Despite those attempts, and as painful as they are in the short term, in the long-term view they are simply the final throes of a losing effort. It’s worth noting that 17 states and the District of Columbia recognize marriage equality. That causes the legal factor, legal one, which the courts have been ruling on. One of the clauses in the Constitution is Article IV, Section 1, the “full faith and credit” clause:
Full faith and credit shall be given in each state to the public acts, records, and judicial proceedings of every other state. And the Congress may by general laws prescribe the manner in which such acts, records, and proceedings shall be proved, and the effect thereof.
In other words, once states began to allow LGBT’s to marry, other states, even if they didn’t allow it themselves, are to recognize those marriages – or should. By failing to recognize those marriages because of their banning it, they fell afoul of the 14’th Amendment’s equal protection clause. While the legal challenges will take time to wend their way through the courts, the problem for conservatives is that the trend towards acceptance of it has been growing. The change in attitudes can be seen in an interview with Kentucky’s Attorney General:
Conway, who opposed same-sex marriage during his failed run for the U.S. Senate in 2010, wouldn’t pinpoint when he changed his mind to support full marriage equality. He said he came around “over the last few years” after conversations with friends in the gay community, and after thinking about how his two daughters would come to view his decision.
“I thought long and hard. I thought about the arc of history,” he said. “I thought about the fact that at one time in this country we discriminated against women. At one time we discriminated against African-Americans and people of color. At one time we discriminated against those with disabilities. This is the last minority group in this country that a significant portion of our population thinks it’s OK to still discriminate against in any way. And I didn’t think that was right.”
While there are still many places where attitudes have not changed (Kentucky is one of them), the shift is happening. Part of that is what happened in states that have passed marriage equality: Nothing. As I pointed out in a previous post, after bitter political battles accompanied by dire predictions of the social consequences, once marriage equality became the law, none of the dire consequences happened. As a political “hot button” issue, it’s rapidly fading. It still is one, but the polling and percentage changes say that in the not-too-distant future, it won’t be.
Several years ago, when New York’s marriage equality law was being debated (again) prior to its passage, a conservative friend asked me what I thought about it. That was because it had been brought up every year – our Assemblywoman was the principal author – and each time it came closer to passage. I told her that while I was for it, I didn’t see the point in wasting effort opposing it. That it was” going to happen sooner or later.” Which is what I believe the states who are currently fighting it should decide.
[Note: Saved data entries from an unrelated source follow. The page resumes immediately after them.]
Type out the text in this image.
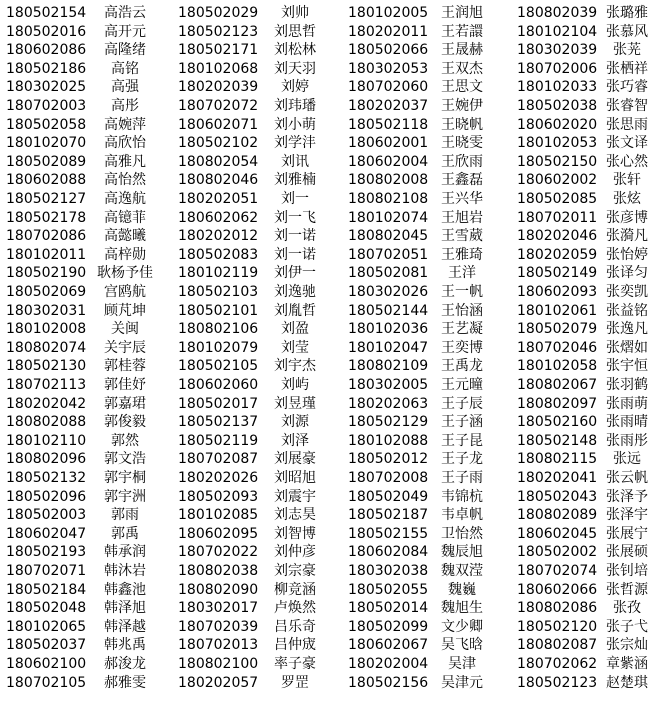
180502154	高浩云	180502029	刘帅	180102005 王润旭	180802039 张璐雅
180502016	高开元	180502123	刘思哲	180202011 王若譞	180102104 张慕风
180602086	高隆绪	180502171	刘松林	180502066 王晟赫	180302039	张茪
180502186	高铭	180102068	刘天羽	180302053 王双杰	180702006 张栖祥
180302025	高强	180202039	刘婷	180702060 王思文	180102033 张巧睿
180702003	高彤	180702072	刘玮璠	180202037 王婉伊	180502038 张睿智
180502058	高婉萍	180602071	刘小萌	180502118 王晓帆	180602020 张思雨
180102070	高欣怡	180502102	刘学沣	180602001 王晓雯	180102053 张文译
180502089	高雅凡	180802054	刘讯	180602004 王欣雨	180502150 张心然
180602088	高怡然	180802046	刘雅楠	180802008 王鑫磊	180602002	张轩
180502127	高逸航	180202051	刘一	180802108 王兴华	180502085	张炫
180502178	高镱菲	180602062	刘一飞	180102074 王旭岩	180702011 张彦博
180702086	高懿曦	180202012	刘一诺	180802045 王雪葳	180202046 张漪凡
180102011	高梓勋	180502083	刘一诺	180702051 王雅琦	180202059 张怡婷
180502190 耿杨予佳	180102119	刘伊一	180502081	王洋	180502149 张译匀
180502069	宫鸥航	180502103	刘逸驰	180302026 王一帆	180602093 张奕凯
180302031	顾芃坤	180502101	刘胤哲	180502144 王怡涵	180102061 张益铭
180102008	关闽	180802106	刘盈	180102036 王艺凝	180502079 张逸凡
180802074	关宇辰	180102079	刘莹	180102047 王奕博	180702046 张熠如
180502130	郭桂蓉	180502105	刘宇杰	180802109 王禹龙	180102058 张宇恒
180702113	郭佳妤	180602060	刘屿	180302005 王元曈	180802067 张羽鹤
180202042	郭嘉珺	180502017	刘昱瑾	180202063 王子辰	180802097 张雨萌
180802088	郭俊毅	180502137	刘源	180502129 王子涵	180502160 张雨晴
180102110	郭然	180502119	刘泽	180102088 王子昆	180502148 张雨彤
180802096	郭文浩	180702087	刘展豪	180502012 王子龙	180802115	张远
180502132	郭宇桐	180202026	刘昭旭	180702008 王子雨	180202041 张云帆
180502096	郭宇洲	180502093	刘震宇	180502049 韦锦杭	180502043 张泽予
180502003	郭雨	180102085	刘志昊	180502187 韦卓帆	180802089 张泽宇
180602047	郭禹	180602095	刘智博	180502155 卫怡然	180602045 张展宁
180502193	韩承润	180702022	刘仲彦	180602084 魏辰旭	180502002 张展硕
180702071	韩沐岩	180802038	刘宗豪	180302038 魏双滢	180702074 张钊培
180502184	韩鑫池	180802090	柳竞涵	180502055	魏巍	180602066 张哲源
180502048	韩泽旭	180302017	卢焕然	180502014 魏旭生	180802086	张孜
180102065	韩泽越	180702039	吕乐奇	180502099 文少卿	180502120 张子弋
180502037	韩兆禹	180702013	吕仲宬	180602067 吴飞晗	180802087 张宗灿
180602100	郝浚龙	180802100	率子豪	180202004	吴津	180702062 章紫涵
180702105	郝雅雯	180202057	罗罡	180502156 吴津元	180502123 赵楚琪
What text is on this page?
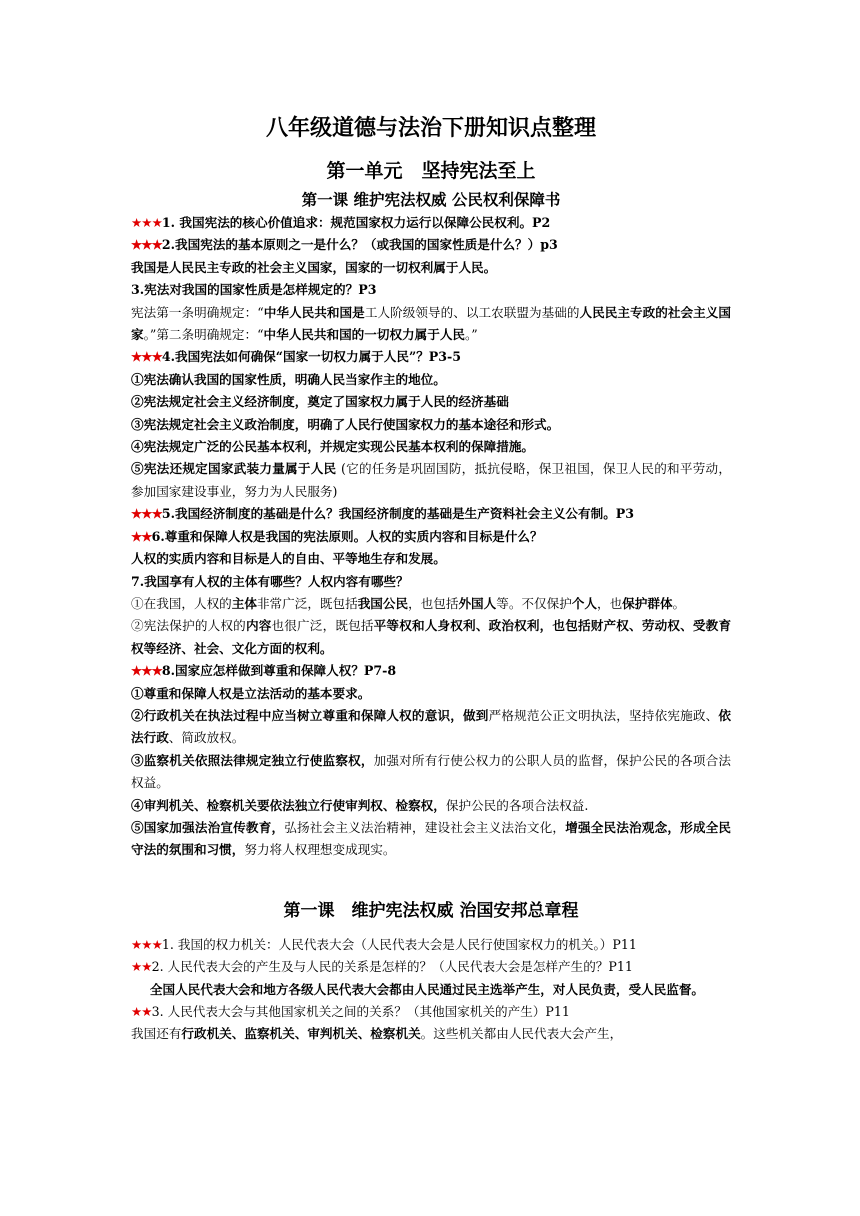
八年级道德与法治下册知识点整理
第一单元　坚持宪法至上
第一课 维护宪法权威 公民权利保障书

★★★1. 我国宪法的核心价值追求：规范国家权力运行以保障公民权利。P2

★★★2.我国宪法的基本原则之一是什么？（或我国的国家性质是什么？）p3

我国是人民民主专政的社会主义国家，国家的一切权利属于人民。

3.宪法对我国的国家性质是怎样规定的？P3

宪法第一条明确规定：“中华人民共和国是工人阶级领导的、以工农联盟为基础的人民民主专政的社会主义国家。”第二条明确规定：“中华人民共和国的一切权力属于人民。”

★★★4.我国宪法如何确保“国家一切权力属于人民”？P3-5

①宪法确认我国的国家性质，明确人民当家作主的地位。

②宪法规定社会主义经济制度，奠定了国家权力属于人民的经济基础

③宪法规定社会主义政治制度，明确了人民行使国家权力的基本途径和形式。

④宪法规定广泛的公民基本权利，并规定实现公民基本权利的保障措施。

⑤宪法还规定国家武装力量属于人民 (它的任务是巩固国防，抵抗侵略，保卫祖国，保卫人民的和平劳动，参加国家建设事业，努力为人民服务)

★★★5.我国经济制度的基础是什么？我国经济制度的基础是生产资料社会主义公有制。P3

★★6.尊重和保障人权是我国的宪法原则。人权的实质内容和目标是什么？

人权的实质内容和目标是人的自由、平等地生存和发展。

7.我国享有人权的主体有哪些？人权内容有哪些？

①在我国，人权的主体非常广泛，既包括我国公民，也包括外国人等。不仅保护个人，也保护群体。

②宪法保护的人权的内容也很广泛，既包括平等权和人身权利、政治权利，也包括财产权、劳动权、受教育权等经济、社会、文化方面的权利。

★★★8.国家应怎样做到尊重和保障人权？P7-8

①尊重和保障人权是立法活动的基本要求。

②行政机关在执法过程中应当树立尊重和保障人权的意识，做到严格规范公正文明执法，坚持依宪施政、依法行政、简政放权。

③监察机关依照法律规定独立行使监察权，加强对所有行使公权力的公职人员的监督，保护公民的各项合法权益。

④审判机关、检察机关要依法独立行使审判权、检察权，保护公民的各项合法权益.

⑤国家加强法治宣传教育，弘扬社会主义法治精神，建设社会主义法治文化，增强全民法治观念，形成全民守法的氛围和习惯，努力将人权理想变成现实。

第一课　维护宪法权威 治国安邦总章程

★★★1. 我国的权力机关：人民代表大会（人民代表大会是人民行使国家权力的机关。）P11

★★2. 人民代表大会的产生及与人民的关系是怎样的？（人民代表大会是怎样产生的？P11

全国人民代表大会和地方各级人民代表大会都由人民通过民主选举产生，对人民负责，受人民监督。

★★3. 人民代表大会与其他国家机关之间的关系？（其他国家机关的产生）P11

我国还有行政机关、监察机关、审判机关、检察机关。这些机关都由人民代表大会产生，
Conservatives need to learn the lesson of King Canute:
The third, that with the greatest vigor he commanded that his chair should be set on the shore, when the tide began to rise. And then he spoke to the rising sea saying “You are part of my dominion, and the ground that I am seated upon is mine, nor has anyone disobeyed my orders with impunity. Therefore, I order you not to rise onto my land, nor to wet the clothes or body of your Lord”. But the sea carried on rising as usual without any reverence for his person, and soaked his feet and legs.
Social conservatives can kick and scream all they want, but the tide of public opinion, and the legal system is rising against them. Their demands that the tide not rise will not stop it, and they can either accept that or stand there getting wet.